Parlano i dati: dal 2000 al 2015 il fisco ha iscritto a ruolo 836 miliardi di tasse evase, la metà del Pil italiano. Ne ha incassati poco più di 300, pur sempre una cifra ragguardevole. Nello stesso periodo la pressione fiscale è passata dal 40,8 per cento del Pil al 43,5: non è scesa, anzi è aumentata di 37 miliardi. Non basta, perché intanto la black list del fisco si è ristretta a 46 paesi, perdendo per esempio Svizzera, Lussemburgo, San Marino, Cayman, Hong Kong e Singapore che hanno firmato accordi di rientro di capitali. Così, il vero fenomeno da tenere d’occhio, lecito e incontrollabile, che sta già avendo ricadute sull’economia pubblica (aziende) e privata (cittadini), si chiama concorrenza fiscale; o turismo delle tasse.

 

Negli Stati Uniti è appena saltata per l’intervento del Tesoro la  fusione record tra i colossi farmaceutici Pfizer e Allergan, affare da 160 miliardi di dollari che aveva l’obiettivo di godere degli sgravi di tasse della Allergan che ha la sede operativa nel New Jersey ma fiscale in Irlanda dopo essersi venduta nel 2014 alla dublinese Actavis. Operazioni dette di “inversione fiscale”, e infatti l’Amministrazione Obama ha definito la Allergan un “serial inverter”. Oggi i media americani si domandano come mai nei Panama Papers figurino solo 211 residenti negli Usa, e una risposta può essere che senza andare all’estero, ma per esempio in Delaware non si pagano imposte sulle società né sulle proprietà personali, né sugli immobili: basta versare 200 dollari allo stato e altrettanti a un commercialista.
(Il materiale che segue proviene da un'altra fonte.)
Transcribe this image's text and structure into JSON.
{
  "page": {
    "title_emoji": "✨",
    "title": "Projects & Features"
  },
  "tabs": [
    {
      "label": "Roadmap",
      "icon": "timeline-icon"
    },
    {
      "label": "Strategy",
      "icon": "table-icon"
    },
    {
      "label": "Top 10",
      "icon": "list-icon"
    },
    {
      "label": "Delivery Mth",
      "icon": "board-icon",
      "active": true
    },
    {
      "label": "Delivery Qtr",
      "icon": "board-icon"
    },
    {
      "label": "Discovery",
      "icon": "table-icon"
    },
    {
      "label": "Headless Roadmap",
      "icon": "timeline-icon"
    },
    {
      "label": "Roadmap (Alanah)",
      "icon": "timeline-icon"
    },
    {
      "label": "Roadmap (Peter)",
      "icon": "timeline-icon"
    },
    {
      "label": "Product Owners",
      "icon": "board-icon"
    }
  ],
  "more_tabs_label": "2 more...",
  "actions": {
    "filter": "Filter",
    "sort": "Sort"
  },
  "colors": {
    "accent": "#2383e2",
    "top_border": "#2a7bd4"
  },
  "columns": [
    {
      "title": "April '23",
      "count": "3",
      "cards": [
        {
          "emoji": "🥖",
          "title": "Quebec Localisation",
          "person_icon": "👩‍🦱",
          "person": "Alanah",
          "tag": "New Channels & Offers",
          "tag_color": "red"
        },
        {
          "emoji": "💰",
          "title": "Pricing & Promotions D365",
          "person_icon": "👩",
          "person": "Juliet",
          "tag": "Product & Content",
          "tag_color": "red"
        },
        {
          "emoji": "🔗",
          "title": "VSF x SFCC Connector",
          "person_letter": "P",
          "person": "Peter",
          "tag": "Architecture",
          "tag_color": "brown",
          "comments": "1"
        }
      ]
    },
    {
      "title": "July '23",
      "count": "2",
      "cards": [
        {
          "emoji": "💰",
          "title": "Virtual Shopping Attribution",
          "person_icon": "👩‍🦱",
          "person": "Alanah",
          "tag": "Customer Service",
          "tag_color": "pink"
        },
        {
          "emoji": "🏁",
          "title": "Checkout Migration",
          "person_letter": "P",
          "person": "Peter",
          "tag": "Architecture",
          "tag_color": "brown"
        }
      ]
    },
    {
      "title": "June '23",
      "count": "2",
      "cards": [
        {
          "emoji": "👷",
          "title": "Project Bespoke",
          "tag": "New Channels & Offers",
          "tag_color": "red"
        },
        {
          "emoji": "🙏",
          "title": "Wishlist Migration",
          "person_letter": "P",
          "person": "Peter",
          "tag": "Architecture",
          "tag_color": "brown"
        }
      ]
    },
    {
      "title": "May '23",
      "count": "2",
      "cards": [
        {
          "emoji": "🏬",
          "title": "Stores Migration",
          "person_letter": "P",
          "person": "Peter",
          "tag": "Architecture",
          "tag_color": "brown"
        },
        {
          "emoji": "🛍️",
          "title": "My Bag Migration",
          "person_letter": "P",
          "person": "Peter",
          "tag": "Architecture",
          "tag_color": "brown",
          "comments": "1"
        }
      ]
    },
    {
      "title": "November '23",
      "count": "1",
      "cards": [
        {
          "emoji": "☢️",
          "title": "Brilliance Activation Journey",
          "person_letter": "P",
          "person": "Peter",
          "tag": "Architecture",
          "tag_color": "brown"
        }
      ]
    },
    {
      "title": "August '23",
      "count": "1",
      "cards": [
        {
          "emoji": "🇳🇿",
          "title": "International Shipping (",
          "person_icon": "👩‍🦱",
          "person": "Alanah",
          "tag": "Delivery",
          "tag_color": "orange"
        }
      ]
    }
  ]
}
Anche Florida (niente tasse sul reddito e 5,5 per cento sulle attività commerciali) e Texas offrono benefici simili.

 

Ma la partita si è aperta anche in Europa sul fronte dei privati. Soprattutto per i pensionati del nord, ma anche italiani, che possono vivere all’estero per 184 giorni l’anno, conquistando la residenza fiscale. Le Canarie e in particolare Tenerife offrono l’aliquota Irpef del 15 per cento, zero Iva, niente imposte sugli immobili: 60 mila italiani vi si sono già trasferiti, aggiungendosi ad inglesi e tedeschi (benché in Germania la tassa sulle pensioni sia dello 0,2 per cento). Il Portogallo offre l’esenzione dalle imposte sul reddito e per 15 anni da quelle sugli immobili. Poi ci sono i casi limite di Romania e Tunisia, certo con minore appeal. O si tagliano seriamente le tasse oppure è inutile pensare di rinchiudere in gabbia la gente, figuriamoci le imprese. I Panama Papers sono solo un trastullo.